Anyone living with HIV who wishes to use a surrogate to conceive a child using their own sperm. This includes a lesbian woman or trans man living with HIV who wishes to have their egg implanted in their female partner, or someone living with HIV who, due to medical reasons, requires a surrogate to have a baby.

This also affects anyone living with HIV who would like to help a friend or family member start a family by donating their eggs or sperm to that person.

All adults should be able to consent to receive eggs or sperm from someone living with HIV and undergo fertility treatment in the same way that heterosexual couples are able to consent.

Why it is safe?

Babies cannot acquire HIV via fertility treatment or natural conception.

Medical treatment for HIV is now so effective that most people living with HIV in the UK have undetectable levels of the virus and can’t pass it on.

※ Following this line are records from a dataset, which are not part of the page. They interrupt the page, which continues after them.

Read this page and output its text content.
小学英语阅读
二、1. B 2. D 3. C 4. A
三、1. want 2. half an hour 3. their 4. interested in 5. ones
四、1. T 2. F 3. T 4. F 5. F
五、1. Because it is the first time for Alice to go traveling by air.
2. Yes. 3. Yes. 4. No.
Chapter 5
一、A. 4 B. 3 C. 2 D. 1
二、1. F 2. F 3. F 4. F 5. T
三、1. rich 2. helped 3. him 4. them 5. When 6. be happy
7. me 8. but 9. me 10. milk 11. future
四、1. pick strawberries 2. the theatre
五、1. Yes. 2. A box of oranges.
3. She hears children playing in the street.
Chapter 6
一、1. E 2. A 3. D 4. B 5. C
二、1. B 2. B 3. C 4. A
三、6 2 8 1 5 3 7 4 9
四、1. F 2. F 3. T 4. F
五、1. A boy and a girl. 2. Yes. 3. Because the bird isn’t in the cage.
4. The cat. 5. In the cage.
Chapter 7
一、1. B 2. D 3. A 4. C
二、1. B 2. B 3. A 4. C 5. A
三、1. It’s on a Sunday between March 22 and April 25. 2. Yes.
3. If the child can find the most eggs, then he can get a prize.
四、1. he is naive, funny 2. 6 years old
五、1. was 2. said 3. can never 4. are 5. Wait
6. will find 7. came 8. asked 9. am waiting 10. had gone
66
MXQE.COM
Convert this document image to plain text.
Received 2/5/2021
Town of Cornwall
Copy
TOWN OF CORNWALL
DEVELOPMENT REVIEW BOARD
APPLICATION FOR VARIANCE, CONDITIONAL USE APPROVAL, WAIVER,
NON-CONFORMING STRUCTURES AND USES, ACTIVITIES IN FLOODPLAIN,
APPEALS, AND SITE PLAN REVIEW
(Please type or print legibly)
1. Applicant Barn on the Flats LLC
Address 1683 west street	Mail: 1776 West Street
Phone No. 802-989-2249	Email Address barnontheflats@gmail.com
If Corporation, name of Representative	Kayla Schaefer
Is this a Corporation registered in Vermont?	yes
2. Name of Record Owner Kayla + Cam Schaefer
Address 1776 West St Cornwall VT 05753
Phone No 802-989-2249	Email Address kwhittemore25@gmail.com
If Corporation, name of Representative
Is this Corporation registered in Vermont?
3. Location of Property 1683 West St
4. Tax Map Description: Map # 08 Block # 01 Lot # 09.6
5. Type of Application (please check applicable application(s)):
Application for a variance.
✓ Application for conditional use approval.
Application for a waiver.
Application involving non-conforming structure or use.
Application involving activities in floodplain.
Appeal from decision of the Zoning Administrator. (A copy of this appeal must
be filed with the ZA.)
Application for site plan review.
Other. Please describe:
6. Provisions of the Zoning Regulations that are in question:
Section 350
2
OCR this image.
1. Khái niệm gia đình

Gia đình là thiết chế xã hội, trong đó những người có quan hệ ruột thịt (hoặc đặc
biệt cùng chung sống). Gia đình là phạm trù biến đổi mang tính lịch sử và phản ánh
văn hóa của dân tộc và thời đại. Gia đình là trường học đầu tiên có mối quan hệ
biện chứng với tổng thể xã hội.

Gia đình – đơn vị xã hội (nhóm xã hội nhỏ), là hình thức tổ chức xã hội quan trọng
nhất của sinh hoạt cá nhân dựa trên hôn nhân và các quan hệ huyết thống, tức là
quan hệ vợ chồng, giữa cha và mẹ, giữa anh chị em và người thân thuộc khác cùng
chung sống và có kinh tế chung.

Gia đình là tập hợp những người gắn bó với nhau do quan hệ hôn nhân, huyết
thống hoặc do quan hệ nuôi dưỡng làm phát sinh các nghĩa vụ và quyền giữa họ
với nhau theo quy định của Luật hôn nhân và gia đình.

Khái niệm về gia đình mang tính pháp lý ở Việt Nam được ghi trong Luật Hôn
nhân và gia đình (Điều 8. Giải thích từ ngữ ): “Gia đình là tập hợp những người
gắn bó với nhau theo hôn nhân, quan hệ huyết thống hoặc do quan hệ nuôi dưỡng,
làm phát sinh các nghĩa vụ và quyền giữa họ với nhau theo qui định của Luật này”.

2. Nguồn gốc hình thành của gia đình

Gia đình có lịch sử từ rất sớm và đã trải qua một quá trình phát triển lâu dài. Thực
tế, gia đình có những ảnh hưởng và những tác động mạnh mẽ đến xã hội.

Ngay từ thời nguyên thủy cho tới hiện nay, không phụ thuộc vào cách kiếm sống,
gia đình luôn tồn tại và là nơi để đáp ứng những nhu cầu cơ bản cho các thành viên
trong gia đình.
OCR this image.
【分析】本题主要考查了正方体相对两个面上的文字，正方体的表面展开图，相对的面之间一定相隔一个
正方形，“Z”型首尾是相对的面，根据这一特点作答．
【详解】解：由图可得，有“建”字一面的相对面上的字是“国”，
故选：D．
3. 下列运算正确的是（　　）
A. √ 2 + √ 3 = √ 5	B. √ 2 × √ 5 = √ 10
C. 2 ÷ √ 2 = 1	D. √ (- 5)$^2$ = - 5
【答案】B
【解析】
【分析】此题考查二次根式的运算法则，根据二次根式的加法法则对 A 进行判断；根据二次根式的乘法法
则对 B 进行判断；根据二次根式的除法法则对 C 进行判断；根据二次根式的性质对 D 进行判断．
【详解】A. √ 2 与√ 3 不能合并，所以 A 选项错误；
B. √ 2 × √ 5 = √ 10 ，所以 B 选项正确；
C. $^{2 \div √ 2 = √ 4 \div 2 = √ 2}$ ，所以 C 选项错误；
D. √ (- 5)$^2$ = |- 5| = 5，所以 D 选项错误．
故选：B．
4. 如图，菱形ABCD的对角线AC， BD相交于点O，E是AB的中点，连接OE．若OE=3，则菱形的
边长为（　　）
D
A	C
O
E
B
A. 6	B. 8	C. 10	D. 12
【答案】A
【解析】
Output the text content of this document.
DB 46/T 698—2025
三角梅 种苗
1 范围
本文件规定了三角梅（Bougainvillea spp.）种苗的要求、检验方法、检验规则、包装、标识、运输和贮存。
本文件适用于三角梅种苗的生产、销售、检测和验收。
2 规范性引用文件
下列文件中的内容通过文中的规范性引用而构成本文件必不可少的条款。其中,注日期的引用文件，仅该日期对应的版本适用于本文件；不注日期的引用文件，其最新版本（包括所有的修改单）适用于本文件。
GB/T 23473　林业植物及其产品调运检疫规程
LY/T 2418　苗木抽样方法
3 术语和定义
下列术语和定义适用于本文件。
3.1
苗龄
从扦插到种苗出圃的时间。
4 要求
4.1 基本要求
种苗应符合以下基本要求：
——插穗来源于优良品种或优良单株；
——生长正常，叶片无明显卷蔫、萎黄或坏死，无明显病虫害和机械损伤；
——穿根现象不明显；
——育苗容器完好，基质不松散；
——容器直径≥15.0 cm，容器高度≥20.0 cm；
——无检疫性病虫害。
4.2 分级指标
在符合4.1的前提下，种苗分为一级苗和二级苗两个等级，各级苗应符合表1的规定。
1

Even for men with detectable levels of HIV sperm washing is available which safely separates sperm, which does not carry HIV, from semen, which can carry the virus.

Why does the law exist?

The law dates back to a time when HIV was less well-understood, and treatments were not as effective. Since then, advice has changed for heterosexual couples living with HIV. However, the law continues to treat those not in a heterosexual relationship as donors rather than partners and bans fertility treatment on that basis.

Why not use their partner’s egg or sperm?

Deciding who in an LGBT+ couple gets to be the biological donor for their child is a deeply personal and important decision. There are many reasons why a couple would prefer to choose the person living with HIV as the donor, the same reasons any other LGBT+ couple would. It can be because they want to take it in turns, or one might have a family member willing to be a surrogate on one side but not the other, or just personal preference.

Whatever their personal choice may be, there is no scientific or ethical reason for people living with HIV to be denied the freedom to make these choices between them and their partner. There is no reason for the government to intervene and dictate how people should start a family when the science says there are no issues.

What has this got to do with stigma?

Our research shows that most people are unaware that effective treatment for HIV means you can’t pass the virus on. We’ve found that outdated knowledge of HIV directly leads to stigma around HIV. With the government standing behind this erroneous representation of the science, it perpetuates harmful beliefs around HIV and stands in the way of the government’s aim to end all new transmissions of HIV by 2030.

What are the rules for people in mixed-sex relationships?

People in heterosexual relationships where one or both partners are living with HIV are entitled to access fertility treatment. If the person living with HIV has an undetectable viral load, they are treated the same as HIV negative couples. For those whose viral load is detectable, they are offered sperm washing, which removes semen from the sperm (sperm and eggs do not carry HIV).

Some heterosexual people are also impacted by this law. If a woman is living with HIV and, due to medical reasons cannot carry a child so requires a surrogate, she is also banned from donating her egg to a surrogate.